Before INC D 12 03 12 opcode for INC – increment 03 Register D Update IP Why? Register D was pointing to the first memory-mapped output location (where we displayed the ‘H’). Now it will point to the next output location to display the ‘e’

(after) INC D Register D was incremented from E8 to E9 so now it is pointing to the second memory-mapped output location.

Before CMP B, [C] 15 01 02 15 opcode for Compare 01 Register B 02 Register C Update IP Why? We are comparing (seeing if they are equal) the contents of Register B and the contents of memory pointed to by Register C. The true or false result will be put in the Z (zero) FLAG. We are looping over the characters in a string and we are testing for the end of string character.

(after) CMP B, [C] Register B has the string termination character 00, Register C pointed to the letter ‘e’ (65). Thus the Z flag was set to false.

Before JNZ .loop 27 1F 27 opcode for Jump-If-Not-Zero 1F the value of the loop label, i.e. the top of the loop Update IP (because it’s a jump-if command, this may or may not be a simple increment). We’re branching here. Can’t you see we’re branching here. Why? We previously determined if we were at the end of the string. If we are not at the end of the string we jump to the top of the loop to process another character, otherwise we would fall out of the loop.

(after) JNZ .loop The Z flag was false, so we jumped to the loop label – in other words the IP was set to 1F

LOOPING We are looping through the characters of “Hello World!”. It is very repetitive until we get up to displaying the ‘!’ (that 21 in the first row of RAM) and then increment so that we are pointing to the 00 next to it – which is the string termination character. We will pick it back up at that point.

Before CMP B, [C] 15 01 02 15 opcode for Compare 01 Register B 02 Register C Update IP Why? We are comparing (seeing if they are equal) the contents of Register B and the contents of memory pointed to by Register C. The true or false result will be put in the Z (zero) FLAG. We are looping over the characters in a string and we are testing for the end of string character.

(after) CMP B, [C] Register B has the string termination character 00, Register C pointed to the string termination character (00) as well.
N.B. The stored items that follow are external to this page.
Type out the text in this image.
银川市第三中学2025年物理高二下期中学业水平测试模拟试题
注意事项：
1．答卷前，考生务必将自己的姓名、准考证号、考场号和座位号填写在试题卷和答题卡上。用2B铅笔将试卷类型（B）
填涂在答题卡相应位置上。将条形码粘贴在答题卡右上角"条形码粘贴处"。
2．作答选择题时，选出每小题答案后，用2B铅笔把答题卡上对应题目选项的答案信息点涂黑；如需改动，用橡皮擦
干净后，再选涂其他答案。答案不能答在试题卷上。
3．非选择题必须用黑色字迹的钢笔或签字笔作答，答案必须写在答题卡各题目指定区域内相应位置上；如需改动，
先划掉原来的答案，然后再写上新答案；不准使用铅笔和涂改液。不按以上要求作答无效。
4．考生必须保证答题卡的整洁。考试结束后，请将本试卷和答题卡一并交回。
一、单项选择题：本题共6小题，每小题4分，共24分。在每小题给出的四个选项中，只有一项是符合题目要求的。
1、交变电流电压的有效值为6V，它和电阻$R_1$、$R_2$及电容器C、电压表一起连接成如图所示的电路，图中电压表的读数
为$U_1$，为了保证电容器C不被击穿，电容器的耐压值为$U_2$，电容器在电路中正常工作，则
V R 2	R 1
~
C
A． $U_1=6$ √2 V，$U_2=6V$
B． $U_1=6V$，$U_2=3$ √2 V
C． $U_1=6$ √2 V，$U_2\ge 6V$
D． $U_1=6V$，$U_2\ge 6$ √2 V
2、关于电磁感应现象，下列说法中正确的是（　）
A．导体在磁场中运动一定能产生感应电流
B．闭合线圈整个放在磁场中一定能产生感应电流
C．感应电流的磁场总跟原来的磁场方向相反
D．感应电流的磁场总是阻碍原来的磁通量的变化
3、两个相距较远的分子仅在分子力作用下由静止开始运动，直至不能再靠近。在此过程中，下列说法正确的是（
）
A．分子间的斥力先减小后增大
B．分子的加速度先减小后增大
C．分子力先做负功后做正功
Thus the Z flag was set to true.

Before JNZ .loop 27 1F 27 opcode for Jump-If-Not-Zero 1F the value of the loop label, i.e. the top of the loop Update IP (because it’s a jump-if command, this may or may not be a simple increment). Why? We previously determined if we were at the end of the string. This time we are at the end of the string and we will fall out of the loop.

(after) JNZ .loop The Z flag was true, so we did not jump – in other words the IP was just incremented as a normal instruction.
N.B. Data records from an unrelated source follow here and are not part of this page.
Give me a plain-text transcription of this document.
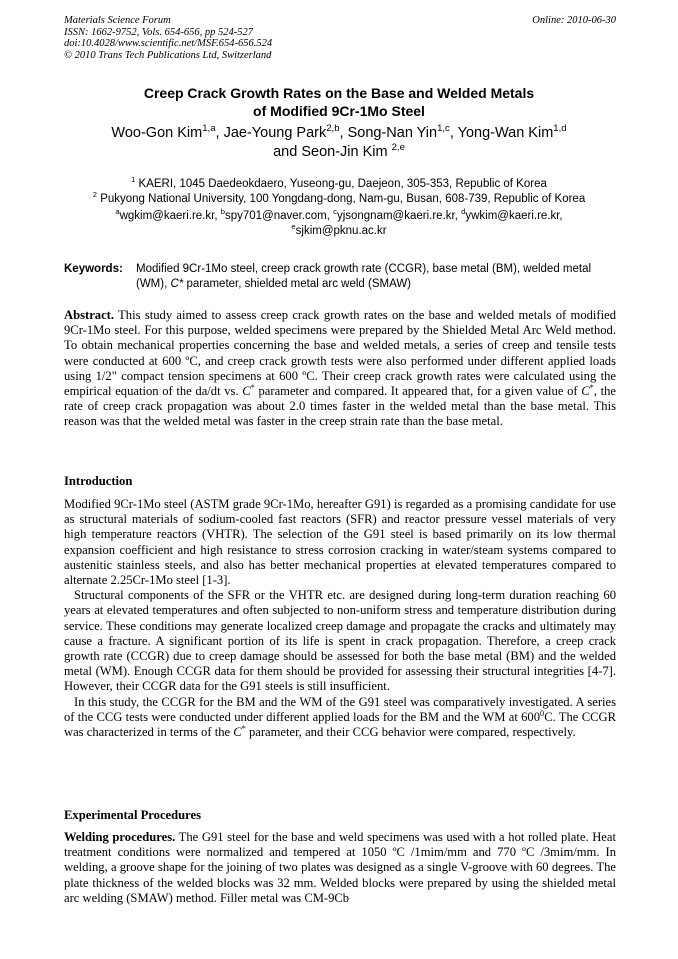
Materials Science Forum
ISSN: 1662-9752, Vols. 654-656, pp 524-527
doi:10.4028/www.scientific.net/MSF.654-656.524
© 2010 Trans Tech Publications Ltd, Switzerland
Online: 2010-06-30
Creep Crack Growth Rates on the Base and Welded Metals
of Modified 9Cr-1Mo Steel
Woo-Gon Kim$^{1,a}$, Jae-Young Park$^{2,b}$, Song-Nan Yin$^{1,c}$, Yong-Wan Kim$^{1,d}$
and Seon-Jin Kim $^{2,e}$
$^1$ KAERI, 1045 Daedeokdaero, Yuseong-gu, Daejeon, 305-353, Republic of Korea
$^2$ Pukyong National University, 100 Yongdang-dong, Nam-gu, Busan, 608-739, Republic of Korea
$^a$wgkim@kaeri.re.kr, $^b$spy701@naver.com, $^c$yjsongnam@kaeri.re.kr, $^d$ywkim@kaeri.re.kr,
$^e$sjkim@pknu.ac.kr
Keywords:	Modified 9Cr-1Mo steel, creep crack growth rate (CCGR), base metal (BM), welded metal (WM), C* parameter, shielded metal arc weld (SMAW)

Abstract. This study aimed to assess creep crack growth rates on the base and welded metals of modified 9Cr-1Mo steel. For this purpose, welded specimens were prepared by the Shielded Metal Arc Weld method. To obtain mechanical properties concerning the base and welded metals, a series of creep and tensile tests were conducted at 600 ºC, and creep crack growth tests were also performed under different applied loads using 1/2" compact tension specimens at 600 ºC. Their creep crack growth rates were calculated using the empirical equation of the da/dt vs. C* parameter and compared. It appeared that, for a given value of C*, the rate of creep crack propagation was about 2.0 times faster in the welded metal than the base metal. This reason was that the welded metal was faster in the creep strain rate than the base metal.

Introduction

Modified 9Cr-1Mo steel (ASTM grade 9Cr-1Mo, hereafter G91) is regarded as a promising candidate for use as structural materials of sodium-cooled fast reactors (SFR) and reactor pressure vessel materials of very high temperature reactors (VHTR). The selection of the G91 steel is based primarily on its low thermal expansion coefficient and high resistance to stress corrosion cracking in water/steam systems compared to austenitic stainless steels, and also has better mechanical properties at elevated temperatures compared to alternate 2.25Cr-1Mo steel [1-3].

Structural components of the SFR or the VHTR etc. are designed during long-term duration reaching 60 years at elevated temperatures and often subjected to non-uniform stress and temperature distribution during service. These conditions may generate localized creep damage and propagate the cracks and ultimately may cause a fracture. A significant portion of its life is spent in crack propagation. Therefore, a creep crack growth rate (CCGR) due to creep damage should be assessed for both the base metal (BM) and the welded metal (WM). Enough CCGR data for them should be provided for assessing their structural integrities [4-7]. However, their CCGR data for the G91 steels is still insufficient.

In this study, the CCGR for the BM and the WM of the G91 steel was comparatively investigated. A series of the CCG tests were conducted under different applied loads for the BM and the WM at $600^0C$. The CCGR was characterized in terms of the C* parameter, and their CCG behavior were compared, respectively.

Experimental Procedures

Welding procedures. The G91 steel for the base and weld specimens was used with a hot rolled plate. Heat treatment conditions were normalized and tempered at 1050 ºC /1mim/mm and 770 ºC /3mim/mm. In welding, a groove shape for the joining of two plates was designed as a single V-groove with 60 degrees. The plate thickness of the welded blocks was 32 mm. Welded blocks were prepared by using the shielded metal arc welding (SMAW) method. Filler metal was CM-9Cb
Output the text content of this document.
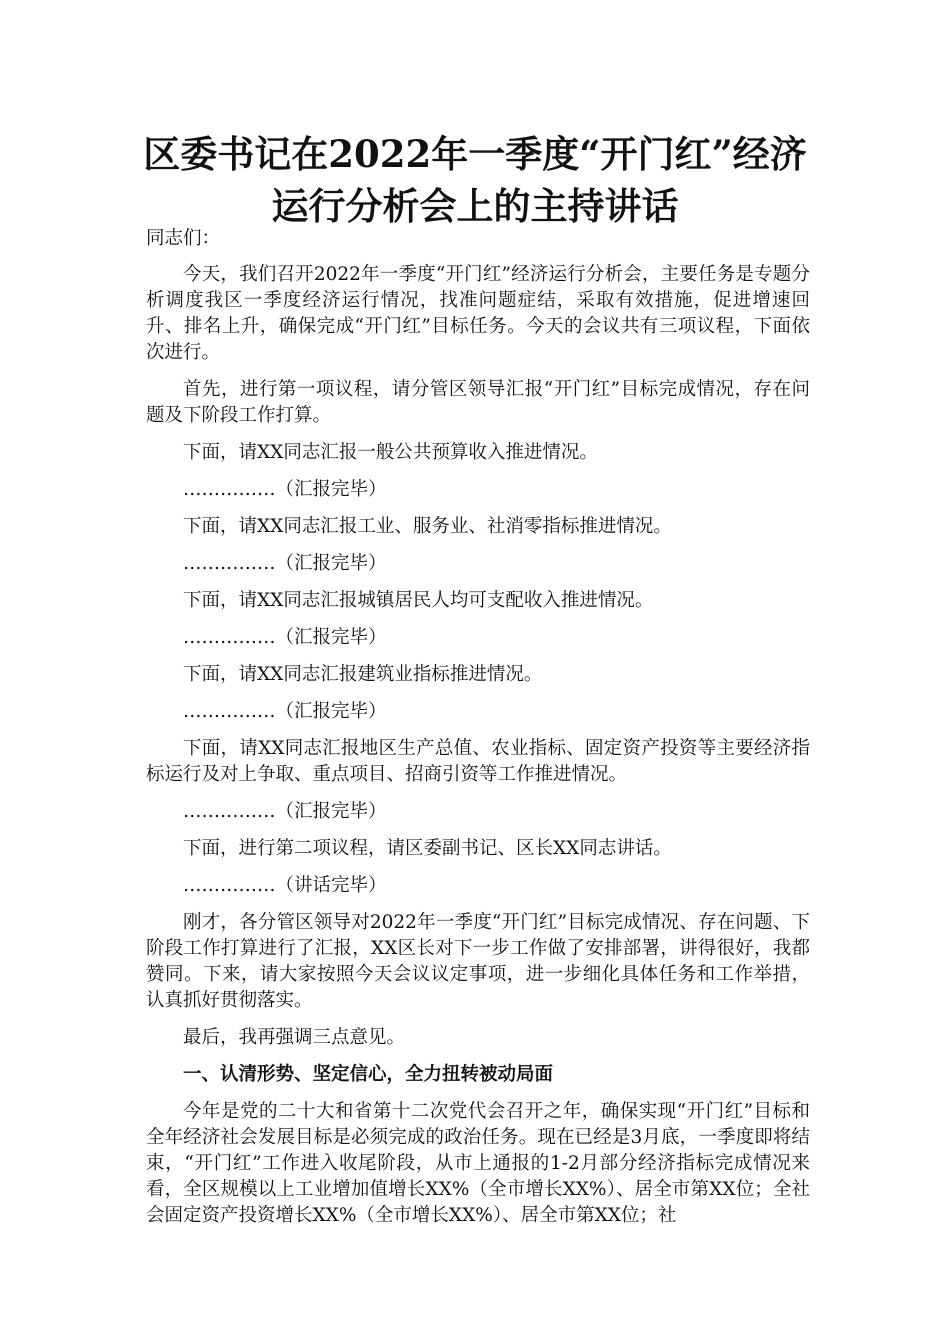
区委书记在2022年一季度“开门红”经济
运行分析会上的主持讲话

同志们：

今天，我们召开2022年一季度“开门红”经济运行分析会，主要任务是专题分析调度我区一季度经济运行情况，找准问题症结，采取有效措施，促进增速回升、排名上升，确保完成“开门红”目标任务。今天的会议共有三项议程，下面依次进行。

首先，进行第一项议程，请分管区领导汇报“开门红”目标完成情况，存在问题及下阶段工作打算。

下面，请XX同志汇报一般公共预算收入推进情况。

……………（汇报完毕）

下面，请XX同志汇报工业、服务业、社消零指标推进情况。

……………（汇报完毕）

下面，请XX同志汇报城镇居民人均可支配收入推进情况。

……………（汇报完毕）

下面，请XX同志汇报建筑业指标推进情况。

……………（汇报完毕）

下面，请XX同志汇报地区生产总值、农业指标、固定资产投资等主要经济指标运行及对上争取、重点项目、招商引资等工作推进情况。

……………（汇报完毕）

下面，进行第二项议程，请区委副书记、区长XX同志讲话。

……………（讲话完毕）

刚才，各分管区领导对2022年一季度“开门红”目标完成情况、存在问题、下阶段工作打算进行了汇报，XX区长对下一步工作做了安排部署，讲得很好，我都赞同。下来，请大家按照今天会议议定事项，进一步细化具体任务和工作举措，认真抓好贯彻落实。

最后，我再强调三点意见。

一、认清形势、坚定信心，全力扭转被动局面

今年是党的二十大和省第十二次党代会召开之年，确保实现“开门红”目标和全年经济社会发展目标是必须完成的政治任务。现在已经是3月底，一季度即将结束，“开门红”工作进入收尾阶段，从市上通报的1-2月部分经济指标完成情况来看，全区规模以上工业增加值增长XX%（全市增长XX%）、居全市第XX位；全社会固定资产投资增长XX%（全市增长XX%）、居全市第XX位；社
Before POP B 36 01 36 opcode for POP 01 Register B Update IP & SP Take the value off the top of the stack (00) and copy it into Register B.
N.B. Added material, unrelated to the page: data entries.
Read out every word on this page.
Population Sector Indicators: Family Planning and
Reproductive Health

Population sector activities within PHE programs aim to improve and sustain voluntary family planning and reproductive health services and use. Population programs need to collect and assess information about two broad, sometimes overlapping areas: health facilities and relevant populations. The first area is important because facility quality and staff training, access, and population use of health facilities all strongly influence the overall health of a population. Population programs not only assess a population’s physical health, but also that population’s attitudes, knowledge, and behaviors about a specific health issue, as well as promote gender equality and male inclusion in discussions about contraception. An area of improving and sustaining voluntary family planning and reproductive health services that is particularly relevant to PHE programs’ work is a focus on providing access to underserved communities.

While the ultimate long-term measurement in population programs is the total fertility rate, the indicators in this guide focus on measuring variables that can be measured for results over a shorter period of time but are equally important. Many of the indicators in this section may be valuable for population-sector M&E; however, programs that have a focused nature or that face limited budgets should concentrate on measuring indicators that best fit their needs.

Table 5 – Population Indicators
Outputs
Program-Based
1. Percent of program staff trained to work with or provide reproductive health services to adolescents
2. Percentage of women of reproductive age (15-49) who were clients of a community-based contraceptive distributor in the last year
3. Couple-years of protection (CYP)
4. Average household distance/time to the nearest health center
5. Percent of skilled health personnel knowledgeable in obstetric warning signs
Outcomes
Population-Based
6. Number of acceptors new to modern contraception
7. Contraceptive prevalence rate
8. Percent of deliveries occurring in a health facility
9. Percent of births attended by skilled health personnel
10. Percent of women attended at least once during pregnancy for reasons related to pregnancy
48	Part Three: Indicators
(after) POP B Register B now has a 00 (well it also had a 00 previously). The SP and IP are adjusted. We are returning Register B to its state for starting the loop. (In principle it might have changed.)

Before POP A 36 00 36 opcode for POP 00 Register A Update IP & SP Take the value off the top of the stack (00) and copy it into Register A. Adjust the stack pointer location.

(after) POP A Register A now has a 00 (previously it had a 21). The SP and IP are adjusted. We are returning Register A to its state for starting the loop.

Before RET 39 39 opcode for RET (NO DATA) Take the value from the top of the Stack which now matches what was placed there on the Subroutine CALL and place it in the IP. Also adjust the SP

(after) RET The IP is now pointing to the line of code after the subroutine call. The SP is back to its original value. You might still see the 17. But it’s really no longer “on the stack” because of the rules of stack access (LIFO protocol) that 17 is not accessible.

Before HLT 00 00 opcode for HLT (NO DATA) The purpose of HLT is to let us know we are done. Otherwise we would continue interpreting data in the RAM as opcodes and operands. Do not adjust IP

(after) HLT NOTHING. Stay as you are.